Parsing Gigabytes of JSON per Second
Geoff Langdale, Daniel Lemire
TL;DR
The paper tackles the bottleneck of parsing JSON at scale on commodity CPUs. It introduces simdjson, a standard-compliant JSON parser that employs a two-stage, SIMD-driven approach to rapidly identify structure and tokens, followed by tape-based construction and validation, enabling gigabytes-per-second throughput on a single core. Key contributions include a branchless, vectorized Stage 1 for structural detection and UTF-8 validation, a Stage 2 with a goto-based state machine to build a compact tape, and substantial empirical evidence showing major efficiency gains over traditional parsers like RapidJSON and sajson. The work has practical impact for high-throughput data ingestion in databases and analytics, and the authors provide open-source, reproducible software to foster adoption and further research, with clear avenues for future hardware-aware improvements (e.g., AVX-512) and cross-architecture validation.
Abstract
JavaScript Object Notation or JSON is a ubiquitous data exchange format on the Web.

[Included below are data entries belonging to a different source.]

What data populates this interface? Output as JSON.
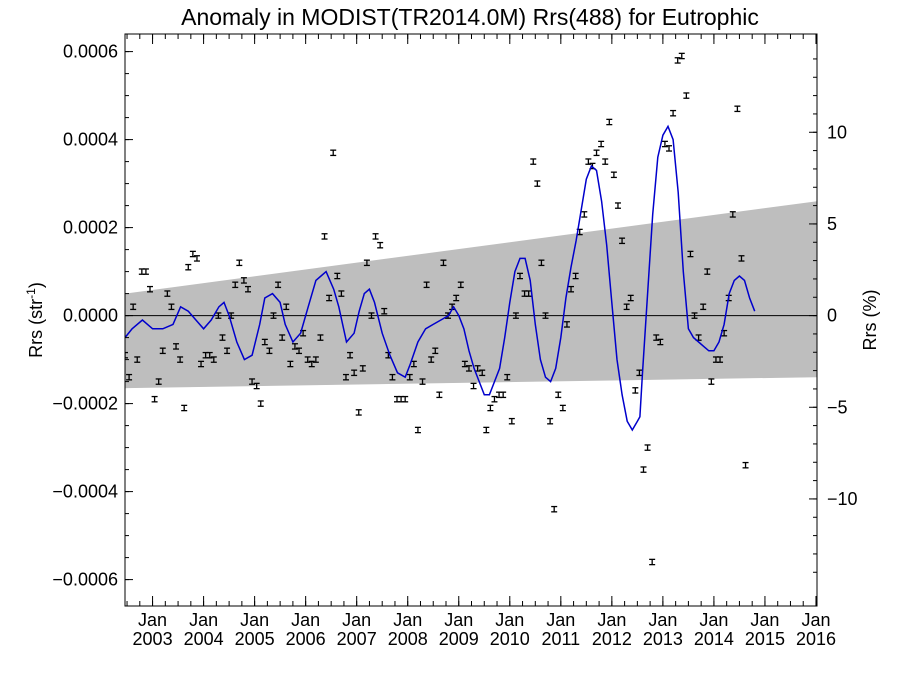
{
  "chart_data": {
    "type": "scatter",
    "title": "Anomaly in MODIST(TR2014.0M) Rrs(488) for Eutrophic",
    "ylabel_main": "Rrs (str",
    "ylabel_sup": "-1",
    "ylabel_close": ")",
    "ylabel_right": "Rrs (%)",
    "ylim": [
      -0.00066,
      0.00064
    ],
    "xlim": [
      2002.46,
      2016.02
    ],
    "yticks": [
      0.0006,
      0.0004,
      0.0002,
      0.0,
      -0.0002,
      -0.0004,
      -0.0006
    ],
    "ytick_labels": [
      "0.0006",
      "0.0004",
      "0.0002",
      "0.0000",
      "−0.0002",
      "−0.0004",
      "−0.0006"
    ],
    "right_ticks": [
      10,
      5,
      0,
      -5,
      -10
    ],
    "right_tick_labels": [
      "10",
      "5",
      "0",
      "−5",
      "−10"
    ],
    "right_scale_percent_per_unit": 24000,
    "xticks": [
      2003,
      2004,
      2005,
      2006,
      2007,
      2008,
      2009,
      2010,
      2011,
      2012,
      2013,
      2014,
      2015,
      2016
    ],
    "xtick_month_label": "Jan",
    "xtick_year_labels": [
      "2003",
      "2004",
      "2005",
      "2006",
      "2007",
      "2008",
      "2009",
      "2010",
      "2011",
      "2012",
      "2013",
      "2014",
      "2015",
      "2016"
    ],
    "zero_line": 0,
    "band": {
      "upper": [
        [
          2002.46,
          5e-05
        ],
        [
          2016.02,
          0.00026
        ]
      ],
      "lower": [
        [
          2002.46,
          -0.000165
        ],
        [
          2016.02,
          -0.00014
        ]
      ],
      "color": "#bebebe"
    },
    "smoothed_color": "#0000cc",
    "points_color": "#000000",
    "error_halfwidth": 6e-06,
    "points": [
      [
        2002.46,
        -9e-05
      ],
      [
        2002.54,
        -0.00014
      ],
      [
        2002.62,
        2e-05
      ],
      [
        2002.7,
        -0.0001
      ],
      [
        2002.79,
        0.0001
      ],
      [
        2002.87,
        0.0001
      ],
      [
        2002.95,
        6e-05
      ],
      [
        2003.04,
        -0.00019
      ],
      [
        2003.12,
        -0.00015
      ],
      [
        2003.2,
        -8e-05
      ],
      [
        2003.29,
        5e-05
      ],
      [
        2003.37,
        2e-05
      ],
      [
        2003.46,
        -7e-05
      ],
      [
        2003.54,
        -0.0001
      ],
      [
        2003.62,
        -0.00021
      ],
      [
        2003.7,
        0.00011
      ],
      [
        2003.79,
        0.00014
      ],
      [
        2003.87,
        0.00013
      ],
      [
        2003.95,
        -0.00011
      ],
      [
        2004.04,
        -9e-05
      ],
      [
        2004.12,
        -9e-05
      ],
      [
        2004.2,
        -0.0001
      ],
      [
        2004.29,
        0.0
      ],
      [
        2004.37,
        -5e-05
      ],
      [
        2004.46,
        -8e-05
      ],
      [
        2004.54,
        0.0
      ],
      [
        2004.62,
        7e-05
      ],
      [
        2004.7,
        0.00012
      ],
      [
        2004.79,
        8e-05
      ],
      [
        2004.87,
        6e-05
      ],
      [
        2004.95,
        -0.00015
      ],
      [
        2005.04,
        -0.00016
      ],
      [
        2005.12,
        -0.0002
      ],
      [
        2005.2,
        -6e-05
      ],
      [
        2005.29,
        -8e-05
      ],
      [
        2005.37,
        0.0
      ],
      [
        2005.46,
        7e-05
      ],
      [
        2005.54,
        -5e-05
      ],
      [
        2005.62,
        2e-05
      ],
      [
        2005.7,
        -0.00011
      ],
      [
        2005.79,
        -7e-05
      ],
      [
        2005.87,
        -8e-05
      ],
      [
        2005.95,
        -4e-05
      ],
      [
        2006.04,
        -0.0001
      ],
      [
        2006.12,
        -0.00011
      ],
      [
        2006.2,
        -0.0001
      ],
      [
        2006.29,
        -5e-05
      ],
      [
        2006.37,
        0.00018
      ],
      [
        2006.46,
        4e-05
      ],
      [
        2006.54,
        0.00037
      ],
      [
        2006.62,
        9e-05
      ],
      [
        2006.7,
        5e-05
      ],
      [
        2006.79,
        -0.00014
      ],
      [
        2006.87,
        -9e-05
      ],
      [
        2006.95,
        -0.00013
      ],
      [
        2007.04,
        -0.00022
      ],
      [
        2007.12,
        -0.00012
      ],
      [
        2007.2,
        0.00012
      ],
      [
        2007.29,
        0.0
      ],
      [
        2007.37,
        0.00018
      ],
      [
        2007.46,
        0.00016
      ],
      [
        2007.54,
        1e-05
      ],
      [
        2007.62,
        -9e-05
      ],
      [
        2007.7,
        -0.00014
      ],
      [
        2007.79,
        -0.00019
      ],
      [
        2007.87,
        -0.00019
      ],
      [
        2007.95,
        -0.00019
      ],
      [
        2008.04,
        -0.00014
      ],
      [
        2008.12,
        -0.00011
      ],
      [
        2008.2,
        -0.00026
      ],
      [
        2008.29,
        -0.00015
      ],
      [
        2008.37,
        7e-05
      ],
      [
        2008.46,
        -0.0001
      ],
      [
        2008.54,
        -8e-05
      ],
      [
        2008.62,
        -0.00018
      ],
      [
        2008.7,
        0.00012
      ],
      [
        2008.79,
        0.0
      ],
      [
        2008.87,
        2e-05
      ],
      [
        2008.95,
        4e-05
      ],
      [
        2009.04,
        7e-05
      ],
      [
        2009.12,
        -0.00011
      ],
      [
        2009.2,
        -0.00012
      ],
      [
        2009.29,
        -0.00016
      ],
      [
        2009.37,
        -0.00012
      ],
      [
        2009.46,
        -0.00013
      ],
      [
        2009.54,
        -0.00026
      ],
      [
        2009.62,
        -0.00021
      ],
      [
        2009.7,
        -0.00019
      ],
      [
        2009.79,
        -0.00018
      ],
      [
        2009.87,
        -0.00018
      ],
      [
        2009.95,
        -0.00014
      ],
      [
        2010.04,
        -0.00024
      ],
      [
        2010.12,
        0.0
      ],
      [
        2010.2,
        9e-05
      ],
      [
        2010.29,
        5e-05
      ],
      [
        2010.37,
        5e-05
      ],
      [
        2010.46,
        0.00035
      ],
      [
        2010.54,
        0.0003
      ],
      [
        2010.62,
        0.00012
      ],
      [
        2010.7,
        0.0
      ],
      [
        2010.79,
        -0.00024
      ],
      [
        2010.87,
        -0.00044
      ],
      [
        2010.95,
        -0.00018
      ],
      [
        2011.04,
        -0.00021
      ],
      [
        2011.12,
        -2e-05
      ],
      [
        2011.2,
        6e-05
      ],
      [
        2011.29,
        9e-05
      ],
      [
        2011.37,
        0.00019
      ],
      [
        2011.46,
        0.00023
      ],
      [
        2011.54,
        0.00035
      ],
      [
        2011.62,
        0.00034
      ],
      [
        2011.7,
        0.00037
      ],
      [
        2011.79,
        0.00039
      ],
      [
        2011.87,
        0.00035
      ],
      [
        2011.95,
        0.00044
      ],
      [
        2012.04,
        0.00032
      ],
      [
        2012.12,
        0.00025
      ],
      [
        2012.2,
        0.00017
      ],
      [
        2012.29,
        2e-05
      ],
      [
        2012.37,
        4e-05
      ],
      [
        2012.46,
        -0.00017
      ],
      [
        2012.54,
        -0.00013
      ],
      [
        2012.62,
        -0.00035
      ],
      [
        2012.7,
        -0.0003
      ],
      [
        2012.79,
        -0.00056
      ],
      [
        2012.87,
        -5e-05
      ],
      [
        2012.95,
        -6e-05
      ],
      [
        2013.04,
        0.00039
      ],
      [
        2013.12,
        0.00038
      ],
      [
        2013.2,
        0.00046
      ],
      [
        2013.29,
        0.00058
      ],
      [
        2013.37,
        0.00059
      ],
      [
        2013.46,
        0.0005
      ],
      [
        2013.54,
        0.00014
      ],
      [
        2013.62,
        0.0
      ],
      [
        2013.7,
        -5e-05
      ],
      [
        2013.79,
        2e-05
      ],
      [
        2013.87,
        0.0001
      ],
      [
        2013.95,
        -0.00015
      ],
      [
        2014.04,
        -0.0001
      ],
      [
        2014.12,
        -0.0001
      ],
      [
        2014.2,
        -4e-05
      ],
      [
        2014.29,
        4e-05
      ],
      [
        2014.37,
        0.00023
      ],
      [
        2014.46,
        0.00047
      ],
      [
        2014.54,
        0.00013
      ],
      [
        2014.62,
        -0.00034
      ]
    ],
    "smoothed": [
      [
        2002.46,
        -5e-05
      ],
      [
        2002.6,
        -3e-05
      ],
      [
        2002.8,
        -1e-05
      ],
      [
        2003.0,
        -3e-05
      ],
      [
        2003.2,
        -3e-05
      ],
      [
        2003.4,
        -2e-05
      ],
      [
        2003.55,
        2e-05
      ],
      [
        2003.7,
        1e-05
      ],
      [
        2003.85,
        -1e-05
      ],
      [
        2004.0,
        -3e-05
      ],
      [
        2004.15,
        -1e-05
      ],
      [
        2004.3,
        2e-05
      ],
      [
        2004.4,
        3e-05
      ],
      [
        2004.5,
        0.0
      ],
      [
        2004.65,
        -6e-05
      ],
      [
        2004.8,
        -0.0001
      ],
      [
        2004.95,
        -9e-05
      ],
      [
        2005.1,
        -2e-05
      ],
      [
        2005.2,
        4e-05
      ],
      [
        2005.35,
        5e-05
      ],
      [
        2005.5,
        3e-05
      ],
      [
        2005.6,
        -2e-05
      ],
      [
        2005.75,
        -6e-05
      ],
      [
        2005.9,
        -4e-05
      ],
      [
        2006.05,
        2e-05
      ],
      [
        2006.2,
        8e-05
      ],
      [
        2006.3,
        9e-05
      ],
      [
        2006.4,
        0.0001
      ],
      [
        2006.55,
        6e-05
      ],
      [
        2006.65,
        2e-05
      ],
      [
        2006.8,
        -6e-05
      ],
      [
        2006.95,
        -4e-05
      ],
      [
        2007.05,
        1e-05
      ],
      [
        2007.15,
        5e-05
      ],
      [
        2007.25,
        6e-05
      ],
      [
        2007.35,
        3e-05
      ],
      [
        2007.5,
        -4e-05
      ],
      [
        2007.65,
        -9e-05
      ],
      [
        2007.8,
        -0.00013
      ],
      [
        2007.95,
        -0.00014
      ],
      [
        2008.05,
        -0.00011
      ],
      [
        2008.2,
        -6e-05
      ],
      [
        2008.35,
        -3e-05
      ],
      [
        2008.5,
        -2e-05
      ],
      [
        2008.65,
        -1e-05
      ],
      [
        2008.8,
        0.0
      ],
      [
        2008.9,
        2e-05
      ],
      [
        2009.0,
        0.0
      ],
      [
        2009.1,
        -3e-05
      ],
      [
        2009.2,
        -8e-05
      ],
      [
        2009.3,
        -0.00012
      ],
      [
        2009.4,
        -0.00015
      ],
      [
        2009.5,
        -0.00018
      ],
      [
        2009.6,
        -0.00018
      ],
      [
        2009.7,
        -0.00015
      ],
      [
        2009.8,
        -0.00012
      ],
      [
        2009.9,
        -5e-05
      ],
      [
        2010.0,
        3e-05
      ],
      [
        2010.1,
        0.0001
      ],
      [
        2010.2,
        0.00013
      ],
      [
        2010.3,
        0.00013
      ],
      [
        2010.4,
        8e-05
      ],
      [
        2010.5,
        -2e-05
      ],
      [
        2010.6,
        -0.0001
      ],
      [
        2010.7,
        -0.00014
      ],
      [
        2010.8,
        -0.00015
      ],
      [
        2010.9,
        -0.00012
      ],
      [
        2011.0,
        -5e-05
      ],
      [
        2011.1,
        4e-05
      ],
      [
        2011.2,
        0.00011
      ],
      [
        2011.3,
        0.00017
      ],
      [
        2011.4,
        0.00024
      ],
      [
        2011.5,
        0.00031
      ],
      [
        2011.6,
        0.00034
      ],
      [
        2011.7,
        0.00033
      ],
      [
        2011.8,
        0.00026
      ],
      [
        2011.9,
        0.00016
      ],
      [
        2012.0,
        3e-05
      ],
      [
        2012.1,
        -0.0001
      ],
      [
        2012.2,
        -0.00018
      ],
      [
        2012.3,
        -0.00024
      ],
      [
        2012.4,
        -0.00026
      ],
      [
        2012.5,
        -0.00024
      ],
      [
        2012.55,
        -0.00023
      ],
      [
        2012.6,
        -0.00013
      ],
      [
        2012.7,
        5e-05
      ],
      [
        2012.8,
        0.00023
      ],
      [
        2012.9,
        0.00036
      ],
      [
        2013.0,
        0.00041
      ],
      [
        2013.1,
        0.00043
      ],
      [
        2013.2,
        0.0004
      ],
      [
        2013.3,
        0.00028
      ],
      [
        2013.4,
        0.0001
      ],
      [
        2013.5,
        -3e-05
      ],
      [
        2013.6,
        -5e-05
      ],
      [
        2013.7,
        -6e-05
      ],
      [
        2013.8,
        -7e-05
      ],
      [
        2013.9,
        -8e-05
      ],
      [
        2014.0,
        -8e-05
      ],
      [
        2014.1,
        -6e-05
      ],
      [
        2014.2,
        -2e-05
      ],
      [
        2014.3,
        5e-05
      ],
      [
        2014.4,
        8e-05
      ],
      [
        2014.5,
        9e-05
      ],
      [
        2014.6,
        8e-05
      ],
      [
        2014.7,
        4e-05
      ],
      [
        2014.8,
        1e-05
      ]
    ]
  }
}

Ingesting JSON documents can become a performance bottleneck due to the sheer volume of data. We are thus motivated to make JSON parsing as fast as possible. Despite the maturity of the problem of JSON parsing, we show that substantial speedups are possible. We present the first standard-compliant JSON parser to process gigabytes of data per second on a single core, using commodity processors. We can use a quarter or fewer instructions than a state-of-the-art reference parser like RapidJSON. Unlike other validating parsers, our software (simdjson) makes extensive use of Single Instruction, Multiple Data (SIMD) instructions. To ensure reproducibility, simdjson is freely available as open-source software under a liberal license.